Mean Squared Error: 0.02983337233335683
R^2 Score: -0.33087834658024007


### 6. Conclusion
In this attempt with XGBoost regression, the results are as follows:
- Mean Squared Error (MSE): 0.0298
- R² Score: -0.3309

The negative R² score indicates that the model is performing significantly worse than a baseline prediction using the mean of the target values. This suggests that the model has struggled to capture the underlying patterns in the data. The poor performance is likely due to the limited dataset, which only covers a relatively short time span and includes just one recessionary period (2022).

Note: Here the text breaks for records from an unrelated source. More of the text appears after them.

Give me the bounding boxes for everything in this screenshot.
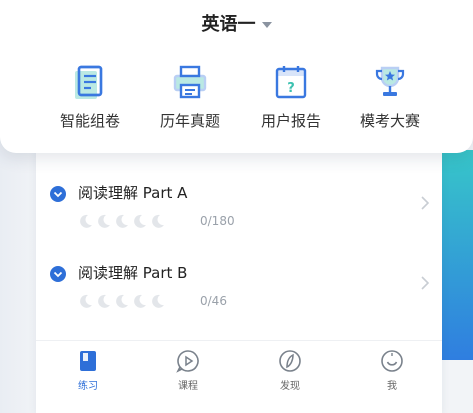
calendar-report-icon: ? [275,66,307,99]
bottom-nav: 练习 课程 发现 我 [36,340,442,400]
moon-icon [80,294,92,308]
moon-icon [152,214,164,228]
tool-label: 模考大赛 [359,112,420,130]
subject-label: 英语一 [201,14,256,35]
nav-tab-me[interactable]: 我 [362,349,422,392]
course-play-icon [176,350,199,373]
tool-user-report[interactable]: ? 用户报告 [241,62,341,131]
moon-icon [98,214,110,228]
list-item[interactable]: 阅读理解 Part A 0/180 [50,182,430,242]
item-title: 阅读理解 Part B [78,264,188,282]
nav-label: 练习 [78,381,98,392]
moon-icon [80,214,92,228]
main-card: 阅读理解 Part A 0/180 阅读理解 Part B 0/46 练习 课程… [36,148,442,413]
nav-label: 发现 [280,381,300,392]
item-title: 阅读理解 Part A [78,184,188,202]
check-circle-icon [50,186,66,202]
chevron-right-icon [421,196,430,210]
item-count: 0/180 [200,214,235,228]
moon-icon [134,214,146,228]
nav-tab-discover[interactable]: 发现 [260,349,320,392]
tool-label: 智能组卷 [59,112,120,130]
practice-book-icon [80,351,96,371]
smart-paper-icon [75,65,103,99]
moon-icon [98,294,110,308]
compass-leaf-icon [279,350,301,372]
nav-tab-practice[interactable]: 练习 [58,349,118,392]
moon-icon [116,294,128,308]
tool-smart-paper[interactable]: 智能组卷 [40,62,140,131]
nav-label: 课程 [178,381,198,392]
nav-tab-course[interactable]: 课程 [158,349,218,392]
tool-label: 历年真题 [159,112,220,130]
trophy-icon [375,66,405,96]
chevron-right-icon [421,276,430,290]
subject-selector[interactable]: 英语一 [0,10,473,36]
check-circle-icon [50,266,66,282]
caret-down-icon [261,22,272,28]
moon-icon [134,294,146,308]
rating-moons [78,213,168,229]
tool-mock-contest[interactable]: 模考大赛 [340,62,440,131]
moon-icon [116,214,128,228]
tool-label: 用户报告 [260,112,321,130]
smile-face-icon [381,350,403,372]
rating-moons [78,293,168,309]
tool-grid: 智能组卷 历年真题 ? 用户报告 模考大赛 [0,62,473,142]
svg-text:?: ? [287,81,295,96]
list-item[interactable]: 阅读理解 Part B 0/46 [50,262,430,322]
printer-icon [173,65,207,99]
tool-past-exams[interactable]: 历年真题 [140,62,240,131]
moon-icon [152,294,164,308]
top-card: 英语一 智能组卷 历年真题 ? 用户报告 模考大赛 [0,0,473,153]
item-count: 0/46 [200,294,227,308]
nav-label: 我 [387,381,397,392]
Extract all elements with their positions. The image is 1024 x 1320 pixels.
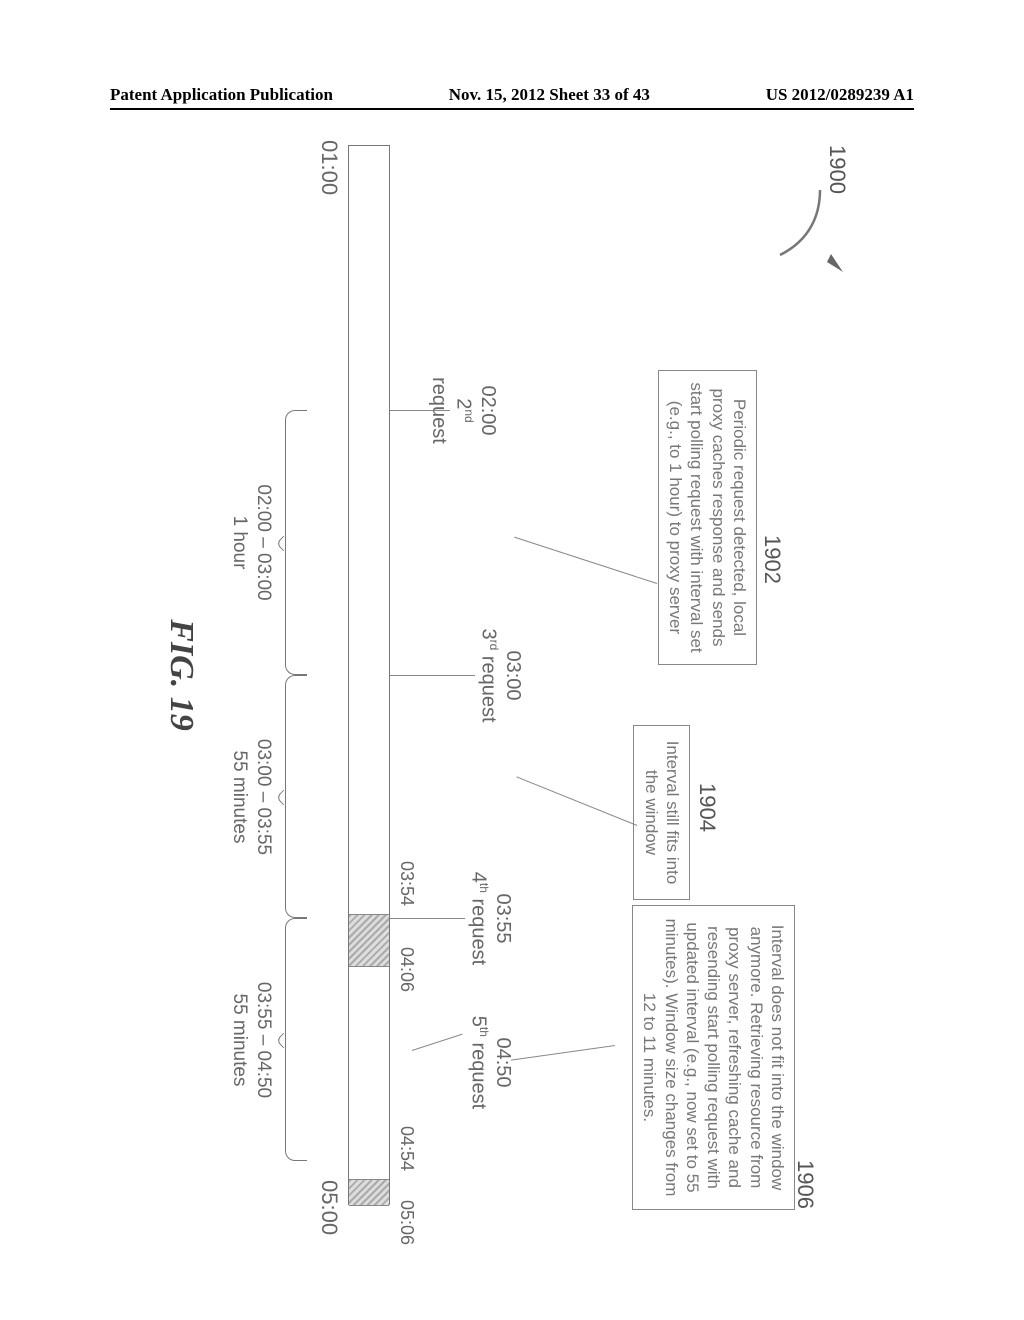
interval1-range: 02:00 – 03:00 (253, 484, 274, 600)
req-word: request (477, 650, 499, 722)
tick-0354: 03:54 (396, 861, 417, 906)
lead-line (511, 1045, 615, 1061)
req-word: request (467, 1037, 489, 1109)
header-center: Nov. 15, 2012 Sheet 33 of 43 (449, 85, 650, 105)
interval2-dur: 55 minutes (229, 751, 250, 844)
req3-ord: 3 (477, 628, 499, 639)
req-word: request (467, 893, 489, 965)
page-header: Patent Application Publication Nov. 15, … (0, 85, 1024, 105)
lead-line (390, 410, 450, 411)
annotation-box-1904: Interval still fits into the window (634, 725, 691, 900)
tick-0100: 01:00 (316, 140, 342, 195)
timeline-bar (348, 145, 390, 1205)
req5-ord: 5 (467, 1016, 489, 1027)
tick-0506: 05:06 (396, 1200, 417, 1245)
req3-sup: rd (487, 640, 501, 651)
interval-brace-3 (285, 918, 307, 1161)
callout-1906: 1906 (792, 1160, 818, 1209)
req4-ord: 4 (467, 872, 489, 883)
lead-line (412, 1034, 463, 1051)
tick-0406: 04:06 (396, 947, 417, 992)
figure-reference: 1900 (824, 145, 850, 194)
req5-sup: th (477, 1027, 491, 1037)
callout-1902: 1902 (759, 535, 785, 584)
lead-line (390, 675, 475, 676)
header-left: Patent Application Publication (110, 85, 333, 105)
annotation-box-1902: Periodic request detected, local proxy c… (658, 370, 757, 665)
interval3-dur: 55 minutes (229, 994, 250, 1087)
header-right: US 2012/0289239 A1 (766, 85, 914, 105)
callout-1904: 1904 (694, 783, 720, 832)
lead-line (390, 918, 465, 919)
tick-0454: 04:54 (396, 1126, 417, 1171)
req2-time: 02:00 (477, 385, 499, 435)
lead-line (514, 537, 657, 584)
figure-caption: FIG. 19 (162, 145, 200, 1205)
interval2-range: 03:00 – 03:55 (253, 739, 274, 855)
req2-ord: 2 (452, 398, 474, 409)
figure-diagram: 1900 1902 1904 1906 Periodic request det… (0, 300, 1024, 1060)
interval1-dur: 1 hour (229, 516, 250, 570)
annotation-box-1906: Interval does not fit into the window an… (632, 905, 795, 1210)
window-band-2 (349, 1179, 389, 1206)
req2-sup: nd (462, 409, 476, 422)
req5-time: 04:50 (492, 1037, 514, 1087)
reference-curve (765, 185, 825, 275)
interval-brace-2 (285, 675, 307, 918)
header-divider (110, 108, 914, 110)
req3-time: 03:00 (502, 650, 524, 700)
req4-time: 03:55 (492, 893, 514, 943)
req4-sup: th (477, 883, 491, 893)
lead-line (516, 776, 637, 826)
window-band-1 (349, 914, 389, 967)
arrow-icon (827, 254, 849, 276)
tick-0500: 05:00 (316, 1180, 342, 1235)
interval3-range: 03:55 – 04:50 (253, 982, 274, 1098)
interval-brace-1 (285, 410, 307, 675)
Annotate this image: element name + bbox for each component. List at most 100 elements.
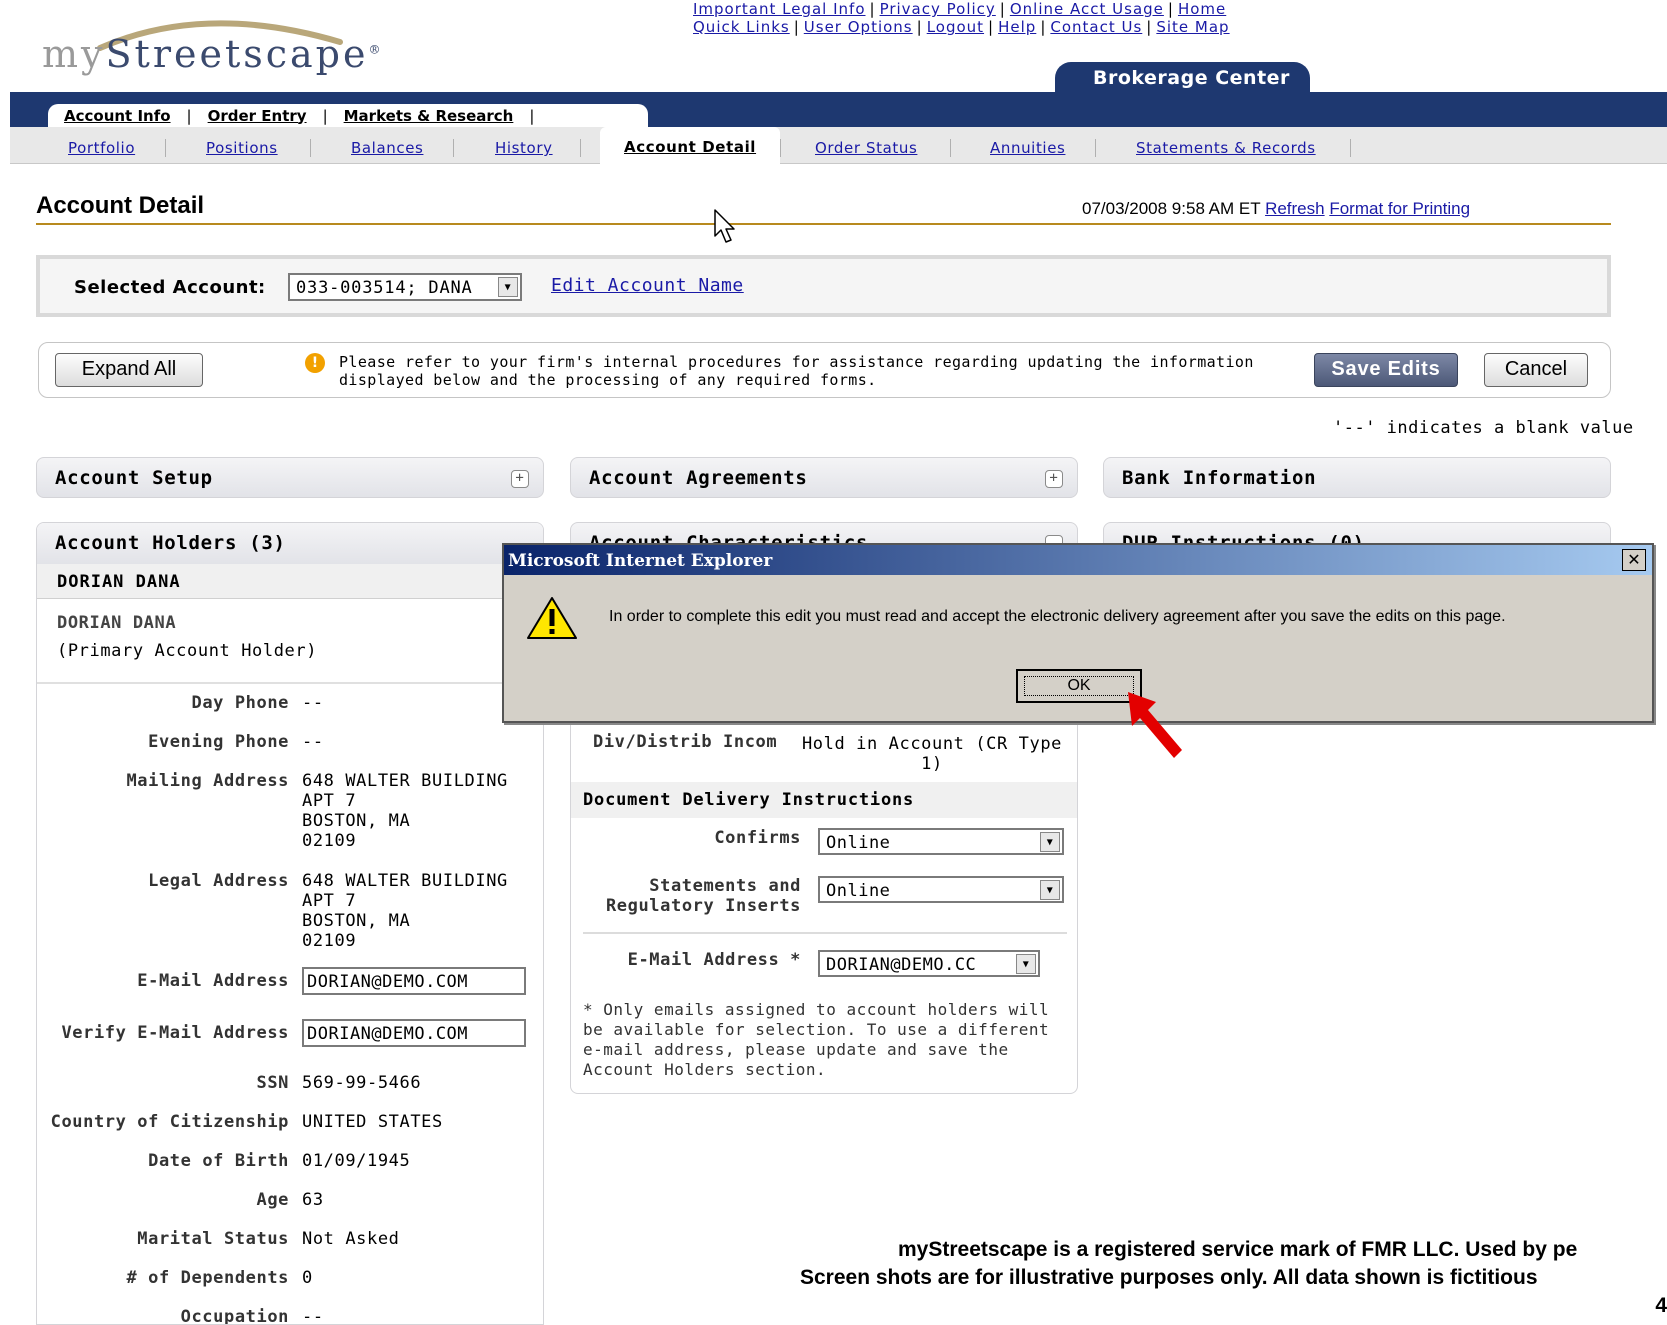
subtab-portfolio[interactable]: Portfolio: [68, 139, 135, 157]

This lack of data diversity likely hindered the model's ability to learn and generalize, leading to overfitting or an inability to predict accurately for different time periods.

##### Next Steps
To improve the model's performance, it would be beneficial to expand the dataset to include a longer time frame with multiple economic cycles. This would provide more varied data, allowing the model to better capture the underlying trends and improve its generalization ability.